With the EU's General Data Protection Regulation (GDPR) comes an unprecedented paradigm shift in data privacy regulation. The new California Consumer Privacy Act of 2018 (CCPA) is another sweeping data-privacy mandate that’s set to further tighten up accountability with consumer data. It’s time to buckle up because it pays to stay compliant.
A flurry of data breach incidents has given rise to serious concerns about the way consumer data is handled. 2017 was dubbed “the year of the data breach,” but 2018 hasn’t come with any glimmer of hope, for attacks from ransomware and other sophisticated malware keep striking businesses and consumers alike.
High-profile incidents disclosed at Target (2013) and Equifax (2017) explain the magnitude of such breaches, which saw countless records of sensitive data -- including personal and financial information -- exposed. This led many to believe that cyber breaches have become the norm across the world, particularly in the United States.
GDPR came as a highly acclaimed global regulatory wake-up call to address this situation. Although the law was enacted to protect all citizens of the European Union, its resulting impact has reached far beyond the EU. It's not that we didn't have enough regulatory compliance measures available, but what has essentially changed with the GDPR is a shift in government priorities and its willingness to legislate to protect individual privacy.
The CCPA, which is slated to take effect July 1, 2020, is proof of GDPR's influence.
This Sea-Change Augurs Well For The New Reality
The digital economy is lucrative yet highly vulnerable. Cybercriminals are relentlessly hunting for vulnerabilities and security gaps and can target sensitive consumer data anytime. By promoting greater emphasis on adherence, security and accountability, California’s new data-privacy regime is influencing fresh thinking in safeguarding consumer data.
Companies now sense greater accountability to protect personally identifiable information (PII). They fear inviting back-breaking, punitive measures if a violation or negligence is found. For example, the CCPA promises to hand out "fines of up to $7,500 per record for violations that aren’t resolved within 30 days" and to possibly, "expose companies to class action lawsuits and the risk of being sued by individuals when guidelines are violated, even when there’s no actual breach."
Rewarding For Businesses And Consumers Alike
The CCPA has a broader definition of personal data than GDPR. However, efforts made to comply with GDPR will prove useful in understanding and meeting regulatory mandates with this new law. Consumers stand to benefit as their concerns will be alleviated with a stricter law, and they will have more power to exercise their rights to access and choice (opting out from consent to share data).
Similarly, businesses will have the opportunity to thoroughly reassess their data collection practices, spot gaps or weaknesses and address them.
For every business that is preparing for this new data privacy shakeup, it makes sense to further realize that merely hoarding more and more data, without a clear use or data privacy and security plan, can have its own risks. Rationalizing the amount of data a business collects can not only reduce potential exposure but also reduce the associated costs in regard to processing, network traffic and storage. Once you have a clear picture of what actually produces value and where it is collected and stored, you can strategize about how you can manage, process and protect data more effectively.
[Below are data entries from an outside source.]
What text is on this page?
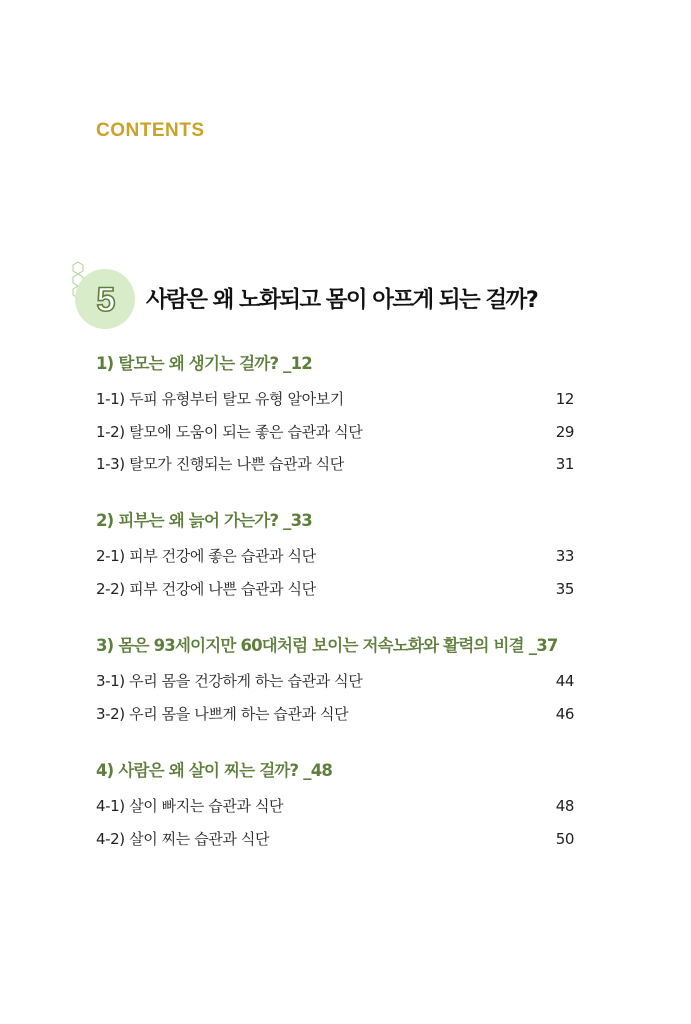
CONTENTS
5 사람은 왜 노화되고 몸이 아프게 되는 걸까?
1) 탈모는 왜 생기는 걸까? _12
1-1) 두피 유형부터 탈모 유형 알아보기	12
1-2) 탈모에 도움이 되는 좋은 습관과 식단	29
1-3) 탈모가 진행되는 나쁜 습관과 식단	31
2) 피부는 왜 늙어 가는가? _33
2-1) 피부 건강에 좋은 습관과 식단	33
2-2) 피부 건강에 나쁜 습관과 식단	35
3) 몸은 93세이지만 60대처럼 보이는 저속노화와 활력의 비결 _37
3-1) 우리 몸을 건강하게 하는 습관과 식단	44
3-2) 우리 몸을 나쁘게 하는 습관과 식단	46
4) 사람은 왜 살이 찌는 걸까? _48
4-1) 살이 빠지는 습관과 식단	48
4-2) 살이 찌는 습관과 식단	50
Whom Does The CCPA Apply To?
The CCPA applies to any for-profit business that falls into one of the following categories:
• If annual gross revenue exceeds $25 million.
• If the business processes personal information (PII) of 50,000 or more California residents, households or devices every year.
• If the business derives at least 50% of gross revenue by selling personal information.
Reimagine Your Approach And Up The Ante In Consumer Data Protection
The new era of privacy regulations is upon us, and it demands an approach that enables data protection by design and by default. Instead of feeling overwhelmed, take a deep breath, thoroughly analyze your readiness, identify sensitive data, weed out incompatible practices and implement encryption and similar security measures to enforce highly monitored usage and access.
Remember that this is about establishing compliant processes and systems so that your business can securely manage data and, more importantly, provide access to data, delete data when required and share specific information on the sharing or sale of any personal information.
It is also important to address the weakest link in the chain in managing and securing sensitive data -- users themselves. Ensure you train any employees who might be responsible for data and also extend training to third parties and partners to ensure they follow best practices.
This will not only bode well for your consumers but, more importantly, it will help you curtail potential financial risk and unwarranted disruption that might arise from further data privacy norms.